The most interesting aspect of the work by Limmer and Chandler clearly is the prediction of the first order HDA-LDA transition line in the p–T plane.

Does this work clarify the situation of the hypothetical second critical point in the “no man’s land” of undercooled water (5)? The answer is no, for two reasons: (i) the mW model is lacking some of the signatures of incumbent liquid–liquid phase separation suggested to occur for other models; and (ii) there is a problem of principle, where only for small finite systems can one have arbitrary long-lived liquid states far below the melting temperature, because finite size can suppress nucleation [see the well-studied analogous problem of supersaturated vapor that is perfectly stable in simulation boxes of fixed size (8)]. However, a critical point means that there is a correlation length ξ that diverges, and associated critical slowing down occurs [relaxation time τ_ξ ∝ ξ^z, z being some dynamic exponent (3)]. A study by finite size scaling then requires variation of the box linear dimensions L over a range. Since there is need to equilibrate the system over times τ that grow as L^z (3), and for large L, will inevitably exceed the lifetime of the metastable deeply undercooled liquid. Simulating systems that contain only a few hundred molecules hence would be hardly adequate to settle such an issue.

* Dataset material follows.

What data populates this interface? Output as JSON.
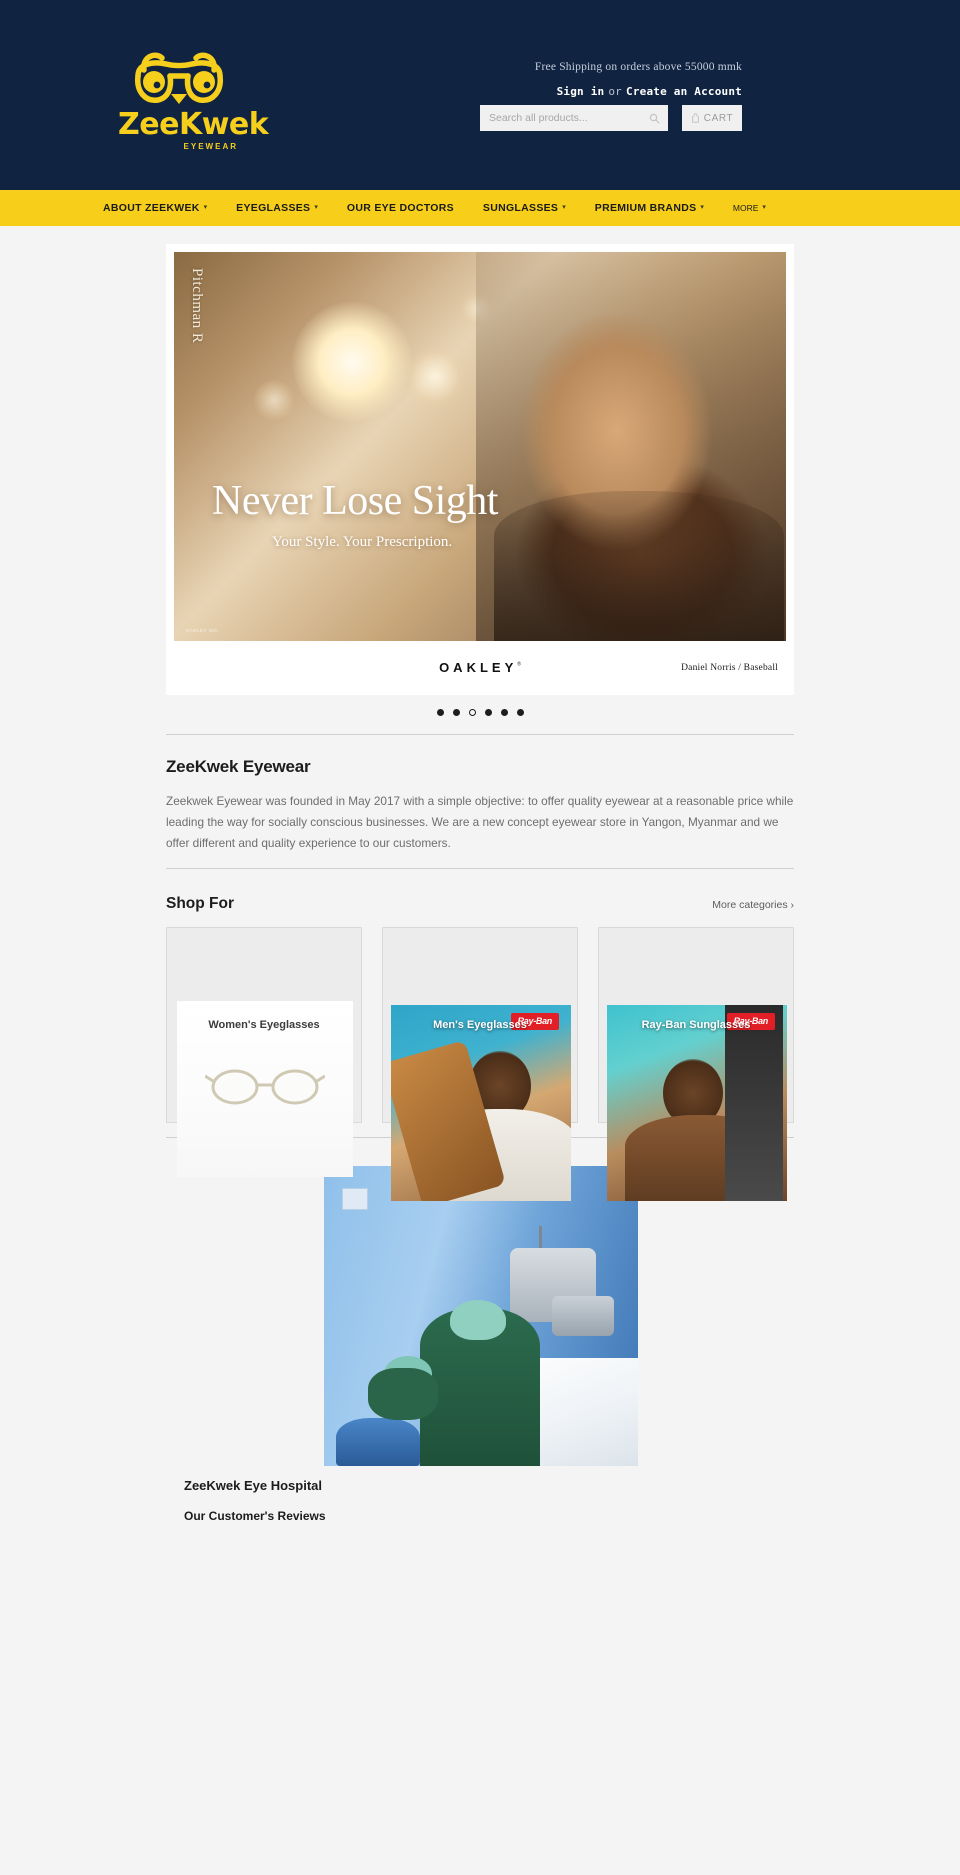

To provide a better insight into this issue of relevant time scales, Fig. 1A provides a sketch of the structural relaxation time τ_R of a very good glass former as a function of temperature: at the melting temperature, it is [in water (9)] of the order of 10 ps, and in the supercooled regime, it increases by many orders of magnitude [up to about 10⁴ ps in water (9) and up to 10¹⁴ ps in glass formers such as orthoterphenyl or SiO₂ (2, 3)]. The lifetime τ_ms of the supercooled metastable fluid is controlled by crystal nucleation and hence diverges (10) at T_m, but decreases monotonically with progressing supercooling (when measured in units of τ_R; Fig. 1B). On a physical time scale (such as picoseconds), due to the rapid increase of τ_R, a minimum τ_min of τ_ms at some temperature T_min must occur (Fig. 1C). When we cool the system, decreasing T(t) with time according to a linear protocol, T(t) = T_m(1 − t/τ_cool), the condition τ_cool << τ_min will ensure that crystallization is avoided and amorphous structures are reached. Unfortunately, the reliable theoretical prediction of τ_ms(T) is also a very hard, and in general unsolved, problem. If in the metastable fluid a correlation length ξ of liquid-liquid phase separation is growing, this can only be observed as long as τ_ξ ∼ τ_R(ξ/a)^z (where a is a molecular length, z = 3) does not exceed τ_cool. This problem must prevent the observation of actual critical singularities, even if liquid–liquid phase separation would occur.

Fig. 1.

(A) Schematic variation of the structural relaxation time τ_R of a very good glass former with temperature. The glass transition temperature is empirically defined (1, 2) by τ_R ∼ 100 s. At the melting temperature T_m, τ_R is many orders of magnitude smaller. (B) Variation of the scaled lifetime τ_ms of the metastable state, τ_ms/τ_R, with temperature. (C) Schematic plot of τ_ms vs. temperature: the cooling time τ_cool should not exceed τ_min; when τ_cool ∼ τ_R, the system falls out of metastable equilibrium and forms a (nonequilibrium) glassy structure.